Emeutes à Ikongo : 120 détenus libérés par la foule

Le district d’Ikongo, région Vatovavy Fitovinany, a été en effervescence hier à la suite d’une tentative de vindicte populaire. La situation a rapidement dégénéré en émeute, prise d’otages et évasion massive.

Tôt dans la matinée d’hier, près de 120 détenus ont été libérés de la maison centrale d’Ikongo par une meute d’individus en furie. Les agents pénitentiaires ont vainement essayé de défendre la prison.

Armés de sagaies et de machettes, près de 600 individus, venant de Tsaralanitra et d’Ambalabe, commune de Sahalanona, ont envahi la prison. Les agents pénitentiaires ont lancé des coups de semonce pour les disperser mais plus que jamais déterminés à venger la mort de l’un des leurs, les habitants de Sahalanona sont allés jusqu’à libérer les détenus.

D’après Jérémie Napou, directeur de la communication du ministère de la Justice, les suspects en question ont été déjà transférés dans une autre prison pour des raisons de sécurité mais les intrus ne voulaient rien savoir.

«Selon le compte-rendu qui nous est parvenu, nos éléments étaient entièrement débordés, vu le nombre des assaillants. N’ayant pas trouvé à l’intérieur de la prison les personnes qu’elle est venue rechercher, la foule a pris en otage des agents pénitentiaires avant de libérer les détenus. Ensemble, ils ont fouillé les domiciles des agents pénitentiaires et les locaux des forces de l’ordre avant d’encercler le bureau du district où se sont réunis les membres de l’Organe mixte de conception. Des agents pénitentiaires auraient été pris en otage», a-t-il déclaré.

Litige foncier

Etant sur place, le député Jean Brunel Zafitsiandraofa est intervenu. «Sachant que les autorités régaliennes ont été dépassées par l’événement, j’ai dû recourir aux autorités traditionnelles pour désamorcer la tension. Aucune perte en vie humaine n’est à déplorer. L’on a cependant enregistré des blessés surtout dans les rangs des agents pénitentiaires qui ont essuyé des jets de galets», a-t-il précisé. Par ailleurs, l’élu d’Ikongo a expliqué que tout a commencé par un litige foncier.

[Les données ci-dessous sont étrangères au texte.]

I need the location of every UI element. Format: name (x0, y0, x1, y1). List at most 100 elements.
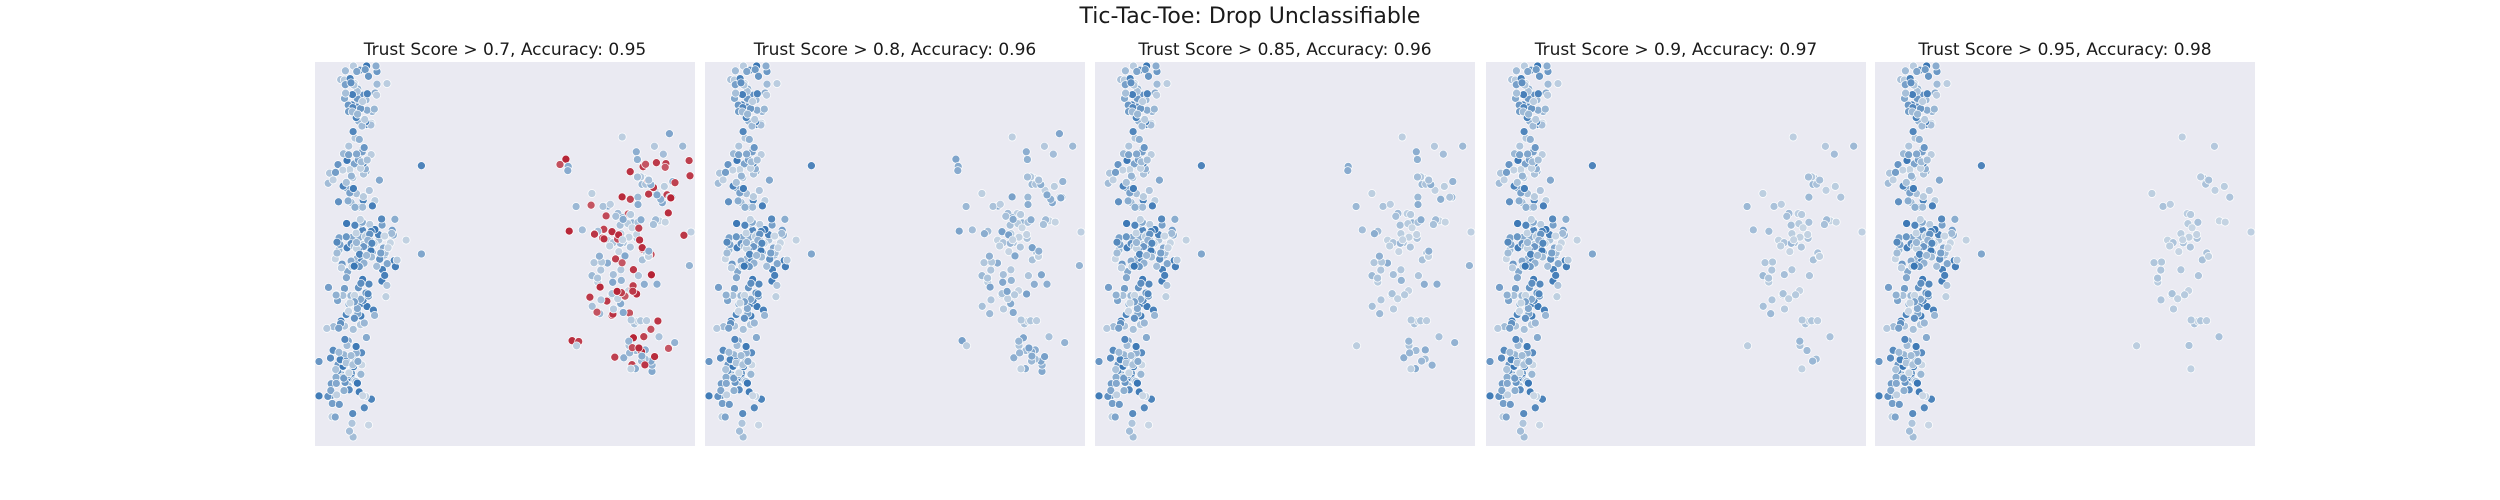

«Sept personnes ont été arrêtées et conduites au bureau de la police. Après l’enquête préliminaire, elles ont été déférées au Parquet et le juge en charge du dossier a décidé de les placer en détention préventive. Au cours du transfert des suspects à la prison, le plaignant qui les suivait a été tué par on ne sait pas qui. Ce qui n’a fait qu’attiser la colère de ses proches qui, pour venger la mort de ce père de famille, ont réclamé la tête des sept suspects», a-t-il conclu.

Selon ses dires, des éléments de renfort des forces de l’ordre ont été dépêchés à Ikongo. Malgré tout, un calme apparent plane sur la ville.